Président de Ouest Provence, Bernard Granié est tout aussi déterminé, bien qu'il assure se rendre à la rencontre avec Eugène Caselli "dans un bon état d'esprit" : "Je note que MPM a déjà décidé d'augmenter la part de la méthanisation à 50%. Mais ça ne reste pas suffisant. Nous prônons toujours le 100% méthanisation et l'absence d'incinération".
Parmi les associations de défense de l'environnement, d'autres voix se sont élevées aujourd'hui pour condamner la mise en service future de l'incinérateur de Fos.
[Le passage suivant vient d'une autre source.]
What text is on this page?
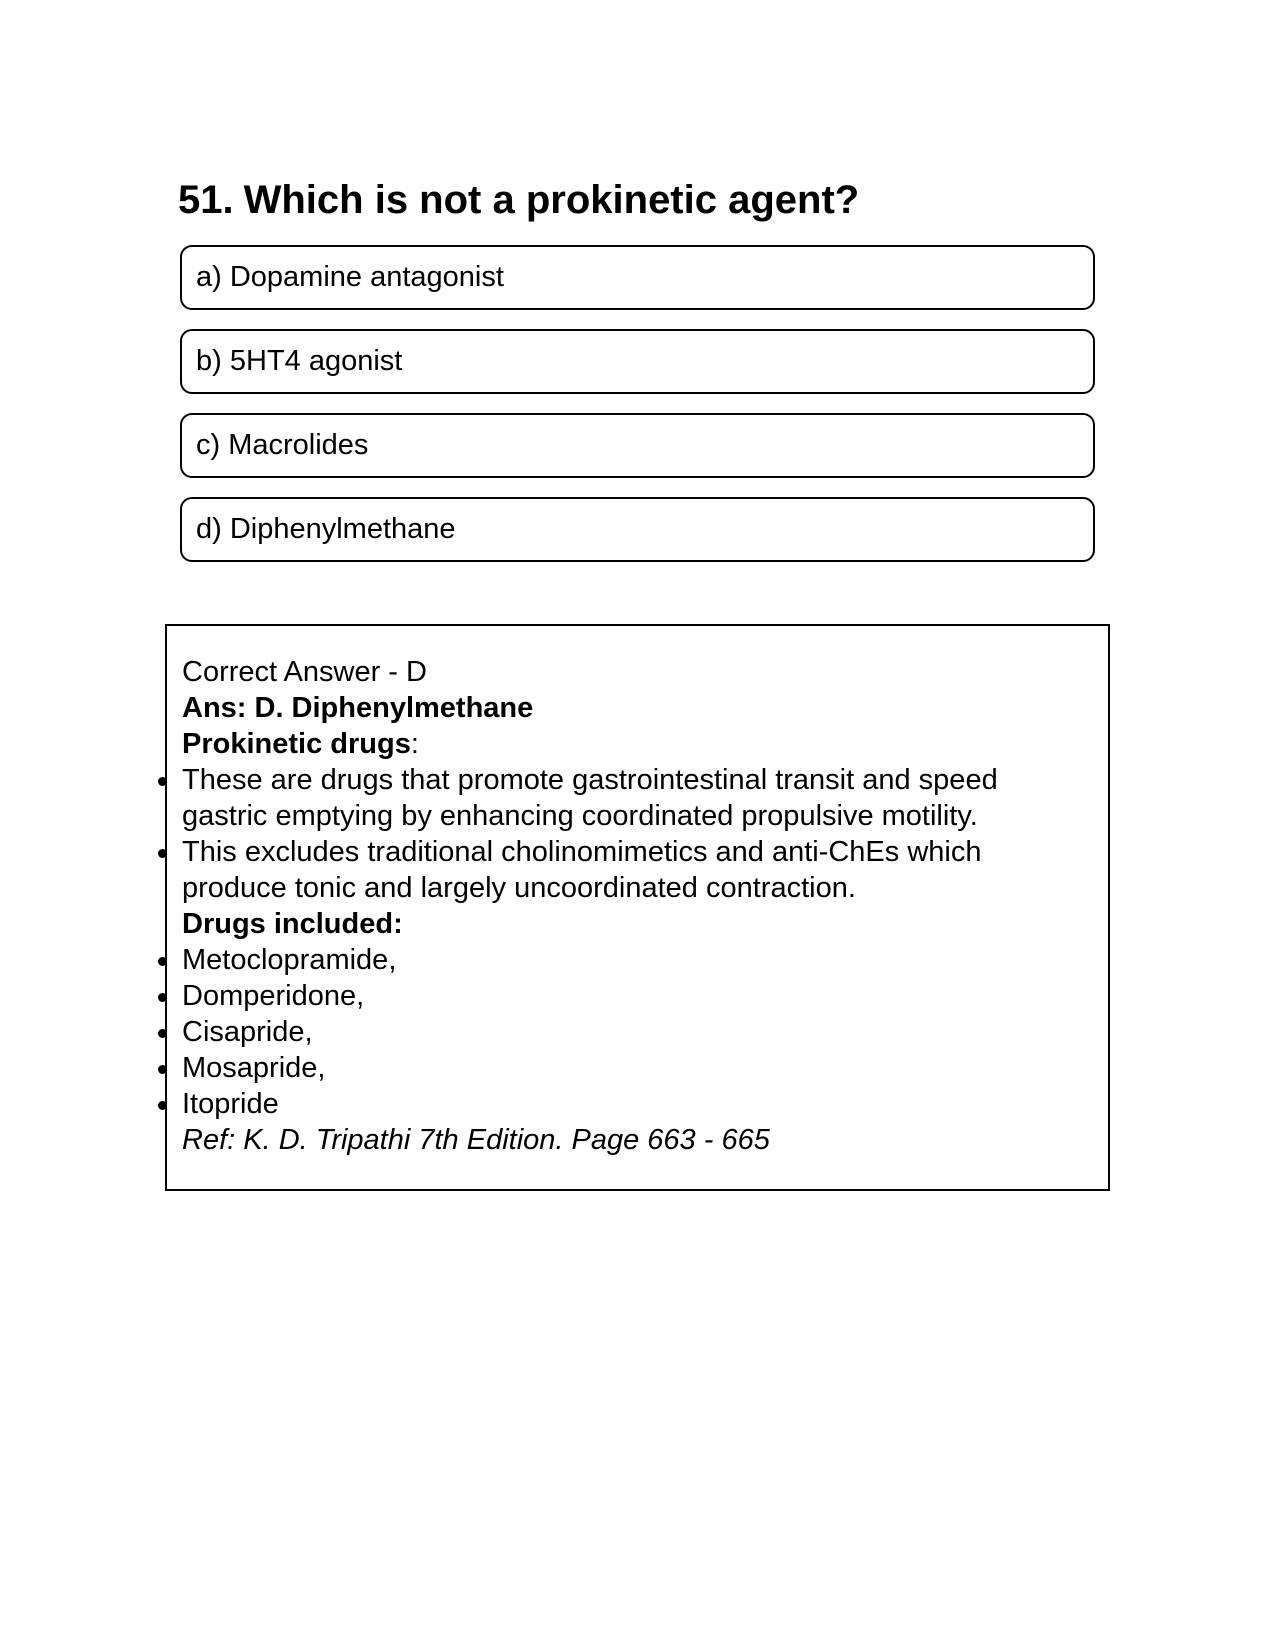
51. Which is not a prokinetic agent?
a) Dopamine antagonist
b) 5HT4 agonist
c) Macrolides
d) Diphenylmethane

Correct Answer - D

Ans: D. Diphenylmethane

Prokinetic drugs:

These are drugs that promote gastrointestinal transit and speed gastric emptying by enhancing coordinated propulsive motility.
This excludes traditional cholinomimetics and anti-ChEs which produce tonic and largely uncoordinated contraction.

Drugs included:

Metoclopramide,
Domperidone,
Cisapride,
Mosapride,
Itopride

Ref: K. D. Tripathi 7th Edition. Page 663 - 665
Ainsi celle du docteur Patrice Halimi, cofondateur de l'Association santé environnement France (Asef), qui fait état des conséquences sanitaires inquiétantes : "Toutes les études de l'Institut national de veille sanitaire concluent à une augmentation des cancers chez les populations, qui se trouvent sous le panache des usines d'incinération. L'impact a été estimé à 40 kilomètres autour des sites d'incinération avec une augmentation des cancers du sang (leucémie et lymphomes), des cancers du sein et du pancréas. C'est le cocktail de trois émissions qui fait le danger. Alors quand on explique que le taux d'émissions de dioxines est moindre sur les nouvelles installations, cela ne suffit pas. Il faut aussi prendre en compte les rejets de microparticules, de métaux lourds (mercure et chrome) et de dioxyde de soufre".
A l'opposé de ces critiques, Urbaser Valorga, la société qui construit actuellement l'usine de traitement, se félicite de la nouvelle position de MPM : "Ce n'est pas encore une décision, elle doit être votée, mais ça va dans le sens de la poursuite du chantier". Concernant le choix de réduire la partie incinération au bénéfice de la méthanisation, Urbaser estime qu'il est "difficile de modifier les capacités de l'incinérateur et de l'unité de méthanisation", le chantier étant trop avancé. Pour respecter les nouvelles indications de MPM, tout se jouera en fait sur la qualité et la quantité des déchets fournis : "Un tri sélectif plus efficace, cela veut dire moins de déchets à incinérer".
D'ores et déjà, des discussions ont été ouvertes entre MPM et Urbaser en vue de renégocier les contrats, afin de redéfinir les tonnages à traiter. Selon Urbaser, l'usine de Fos sera livrée cet automne. Du côté de la communauté urbaine, on estime en revanche qu'elle ne pourra pas fonctionner avant "mars 2010". D'ici là, les déchets seront toujours envoyés à Entressen.